I was already doing this as part of the female bodybuilding diet, but I just started clean cooking for my kids about a week ago.  I’m starting slow – just focusing on cooking dinners from scratch right now.  This is easy for some people but I’m finding it tough.

Time management is my biggest issue right now, since I’m swamped with paperwork for tax season and I haven’t printed out a ton of recipes yet and trust me when I tell you I’m not one of those people who can just wing it in the kitchen.

But I’ll make time, because my kids are worth it.  🙂

How about you?  Are you interested in “clean eating”?

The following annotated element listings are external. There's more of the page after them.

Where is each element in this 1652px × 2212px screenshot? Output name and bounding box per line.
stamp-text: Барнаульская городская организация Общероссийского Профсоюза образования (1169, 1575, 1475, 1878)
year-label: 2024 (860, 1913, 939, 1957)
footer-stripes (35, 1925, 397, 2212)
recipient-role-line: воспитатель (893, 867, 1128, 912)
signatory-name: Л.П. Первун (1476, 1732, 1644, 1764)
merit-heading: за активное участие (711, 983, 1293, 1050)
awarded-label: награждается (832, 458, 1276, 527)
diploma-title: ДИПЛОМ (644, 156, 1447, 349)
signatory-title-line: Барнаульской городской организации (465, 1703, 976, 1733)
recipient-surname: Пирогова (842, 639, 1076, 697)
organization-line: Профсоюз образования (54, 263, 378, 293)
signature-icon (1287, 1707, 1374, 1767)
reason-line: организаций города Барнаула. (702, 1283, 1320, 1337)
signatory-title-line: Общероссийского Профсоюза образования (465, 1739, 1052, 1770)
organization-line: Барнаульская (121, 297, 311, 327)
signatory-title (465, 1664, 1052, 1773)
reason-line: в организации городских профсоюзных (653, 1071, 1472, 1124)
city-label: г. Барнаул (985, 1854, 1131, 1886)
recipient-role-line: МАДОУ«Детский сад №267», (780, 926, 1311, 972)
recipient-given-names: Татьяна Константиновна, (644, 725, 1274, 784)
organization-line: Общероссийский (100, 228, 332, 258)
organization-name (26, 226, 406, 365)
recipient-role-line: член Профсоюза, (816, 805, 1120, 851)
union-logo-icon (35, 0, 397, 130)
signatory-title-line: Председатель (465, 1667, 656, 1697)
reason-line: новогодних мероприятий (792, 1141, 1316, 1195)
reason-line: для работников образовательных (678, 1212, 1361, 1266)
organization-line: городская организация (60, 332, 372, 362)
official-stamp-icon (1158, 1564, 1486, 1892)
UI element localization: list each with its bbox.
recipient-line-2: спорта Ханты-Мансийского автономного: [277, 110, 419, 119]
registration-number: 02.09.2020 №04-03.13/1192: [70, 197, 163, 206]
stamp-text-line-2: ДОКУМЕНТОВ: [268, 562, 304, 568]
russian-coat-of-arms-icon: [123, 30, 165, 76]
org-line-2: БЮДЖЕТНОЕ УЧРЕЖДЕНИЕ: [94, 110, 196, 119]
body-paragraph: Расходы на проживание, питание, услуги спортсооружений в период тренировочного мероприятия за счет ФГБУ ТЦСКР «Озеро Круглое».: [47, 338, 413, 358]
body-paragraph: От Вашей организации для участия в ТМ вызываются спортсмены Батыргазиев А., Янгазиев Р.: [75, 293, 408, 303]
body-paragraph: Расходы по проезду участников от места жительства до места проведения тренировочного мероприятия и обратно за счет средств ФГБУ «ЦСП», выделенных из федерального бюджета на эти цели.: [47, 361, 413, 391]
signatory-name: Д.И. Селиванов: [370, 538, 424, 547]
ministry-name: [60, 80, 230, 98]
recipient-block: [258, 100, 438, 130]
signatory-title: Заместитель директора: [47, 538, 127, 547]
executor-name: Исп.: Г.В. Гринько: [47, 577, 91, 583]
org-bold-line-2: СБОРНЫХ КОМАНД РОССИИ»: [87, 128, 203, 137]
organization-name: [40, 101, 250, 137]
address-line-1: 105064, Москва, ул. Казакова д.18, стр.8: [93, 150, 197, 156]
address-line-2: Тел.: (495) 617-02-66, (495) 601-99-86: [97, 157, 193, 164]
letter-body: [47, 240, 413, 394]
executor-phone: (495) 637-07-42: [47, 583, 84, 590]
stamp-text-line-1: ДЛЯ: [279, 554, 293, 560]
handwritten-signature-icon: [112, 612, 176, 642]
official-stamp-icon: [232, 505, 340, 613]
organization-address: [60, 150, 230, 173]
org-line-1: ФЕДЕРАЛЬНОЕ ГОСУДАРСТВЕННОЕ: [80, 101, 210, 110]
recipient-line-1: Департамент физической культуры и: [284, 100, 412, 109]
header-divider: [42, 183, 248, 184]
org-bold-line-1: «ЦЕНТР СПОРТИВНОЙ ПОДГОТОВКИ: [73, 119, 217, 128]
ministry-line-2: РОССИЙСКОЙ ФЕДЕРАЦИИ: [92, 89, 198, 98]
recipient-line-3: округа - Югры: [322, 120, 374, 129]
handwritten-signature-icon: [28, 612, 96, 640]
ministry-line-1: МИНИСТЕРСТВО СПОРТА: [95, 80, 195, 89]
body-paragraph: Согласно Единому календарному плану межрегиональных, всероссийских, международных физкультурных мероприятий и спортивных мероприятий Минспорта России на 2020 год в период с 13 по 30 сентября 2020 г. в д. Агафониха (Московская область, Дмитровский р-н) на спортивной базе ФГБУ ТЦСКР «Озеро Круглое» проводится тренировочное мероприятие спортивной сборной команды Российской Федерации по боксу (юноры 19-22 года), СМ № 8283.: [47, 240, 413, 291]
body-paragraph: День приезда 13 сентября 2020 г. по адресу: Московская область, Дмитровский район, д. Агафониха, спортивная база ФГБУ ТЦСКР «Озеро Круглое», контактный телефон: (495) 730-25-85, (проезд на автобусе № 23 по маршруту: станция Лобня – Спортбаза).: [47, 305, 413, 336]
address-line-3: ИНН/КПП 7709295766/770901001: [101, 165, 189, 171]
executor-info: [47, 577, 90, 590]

Lisa ;) (c) 2013 Lisa Traugott.  All rights reserved.  No portion of this blog, including any text, photographs, and artwork, may be reproduced or copied without written permission.

10 responses to “Clean Eating Rules

  1. Hubby and I are pretty good about clean eating, I just feel better when I follow that type of “diet”. Although my sweet tooth gets the best of me from time to time 😉 It’s a get back to basics nutrition!

  2. Typically this is how I eat, I never really thought of it as clean eating when I was getting in shape, (or even now) just eating well. I still have some things, like hot chocolate and marshmallows that totally don’t fit. But, I’d say that 95% of what food goes in me in a day would qualify as clean eating.